The final element of the DVD is an amusing look at the band on the road which is in a similar vein to the band’s previous documentary efforts (that is featuring nudity, violence, profanity and stupidity) and follows the band across Europe and Russia. There’s plenty of footage of the band larking about and it’s always deeply incongruous hearing Dani talking in his natural voice rather than the devilish growl we’re used to. One of the most interesting elements of the video is the continual struggle the band have to maintain production values in venues that often lack the most basic of equipment, and this behind the scenes glimpse makes you realise exactly how hard Cradle have to work as a touring band and how much effort from band and crew goes into making each show something for fans to remember.

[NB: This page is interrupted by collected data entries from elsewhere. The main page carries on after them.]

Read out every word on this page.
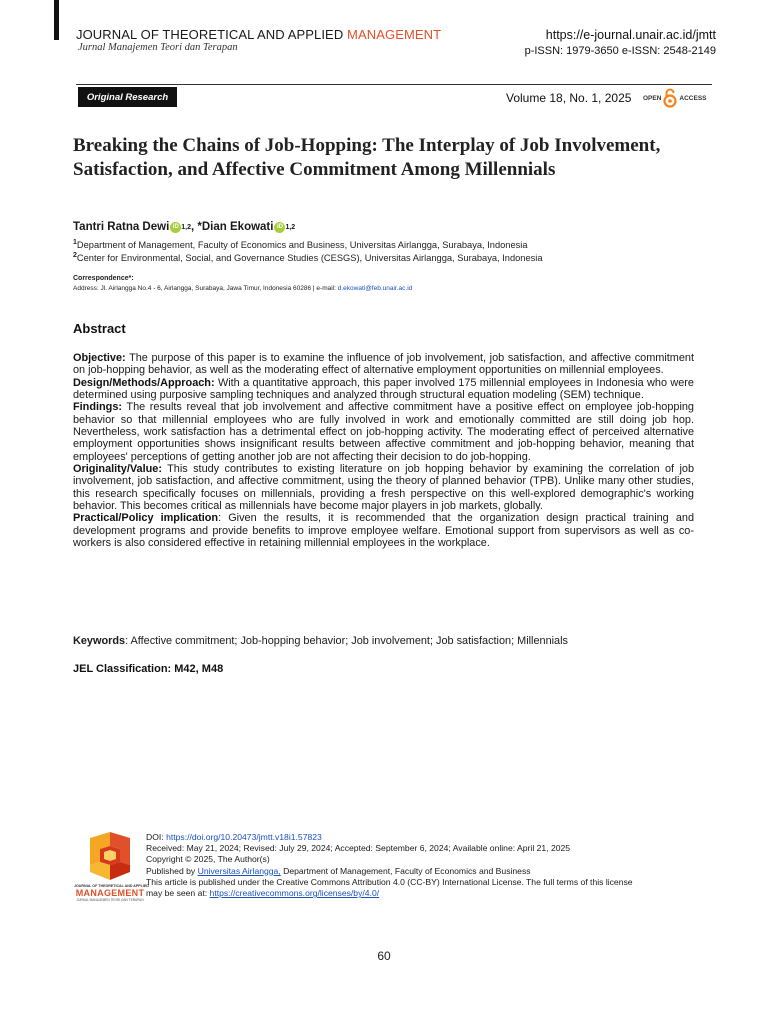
JOURNAL OF THEORETICAL AND APPLIED MANAGEMENT
Jurnal Manajemen Teori dan Terapan
https://e-journal.unair.ac.id/jmtt
p-ISSN: 1979-3650 e-ISSN: 2548-2149
Original Research	Volume 18, No. 1, 2025 OPEN	ACCESS
Breaking the Chains of Job-Hopping: The Interplay of Job Involvement, Satisfaction, and Affective Commitment Among Millennials
Tantri Ratna Dewi iD 1,2 , *Dian Ekowati iD 1,2
$^1$Department of Management, Faculty of Economics and Business, Universitas Airlangga, Surabaya, Indonesia
$^2$Center for Environmental, Social, and Governance Studies (CESGS), Universitas Airlangga, Surabaya, Indonesia
Correspondence*:
Address: Jl. Airlangga No.4 - 6, Airlangga, Surabaya, Jawa Timur, Indonesia 60286 | e-mail: d.ekowati@feb.unair.ac.id
Abstract
Objective: The purpose of this paper is to examine the influence of job involvement, job satisfaction, and affective commitment on job-hopping behavior, as well as the moderating effect of alternative employment opportunities on millennial employees.
Design/Methods/Approach: With a quantitative approach, this paper involved 175 millennial employees in Indonesia who were determined using purposive sampling techniques and analyzed through structural equation modeling (SEM) technique.
Findings: The results reveal that job involvement and affective commitment have a positive effect on employee job-hopping behavior so that millennial employees who are fully involved in work and emotionally committed are still doing job hop. Nevertheless, work satisfaction has a detrimental effect on job-hopping activity. The moderating effect of perceived alternative employment opportunities shows insignificant results between affective commitment and job-hopping behavior, meaning that employees' perceptions of getting another job are not affecting their decision to do job-hopping.
Originality/Value: This study contributes to existing literature on job hopping behavior by examining the correlation of job involvement, job satisfaction, and affective commitment, using the theory of planned behavior (TPB). Unlike many other studies, this research specifically focuses on millennials, providing a fresh perspective on this well-explored demographic's working behavior. This becomes critical as millennials have become major players in job markets, globally.
Practical/Policy implication: Given the results, it is recommended that the organization design practical training and development programs and provide benefits to improve employee welfare. Emotional support from supervisors as well as co-workers is also considered effective in retaining millennial employees in the workplace.
Keywords: Affective commitment; Job-hopping behavior; Job involvement; Job satisfaction; Millennials
JEL Classification: M42, M48
JOURNAL OF THEORETICAL AND APPLIED
MANAGEMENT
JURNAL MANAJEMEN TEORI DAN TERAPAN
DOI: https://doi.org/10.20473/jmtt.v18i1.57823
Received: May 21, 2024; Revised: July 29, 2024; Accepted: September 6, 2024; Available online: April 21, 2025
Copyright © 2025, The Author(s)
Published by Universitas Airlangga, Department of Management, Faculty of Economics and Business
This article is published under the Creative Commons Attribution 4.0 (CC-BY) International License. The full terms of this license
may be seen at: https://creativecommons.org/licenses/by/4.0/
60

Overall this is a worthy stop-gap that will more than tide fans over ‘till the next release. Typically generous, everything from the packaging to the well-thought-out DVD make this a great release to sink your fangs into and the band’s heavy-handed involvement in everything from the DVD to the liner notes give this treasure trove a suitably official feel. A hugely enjoyable offering from an underrated band.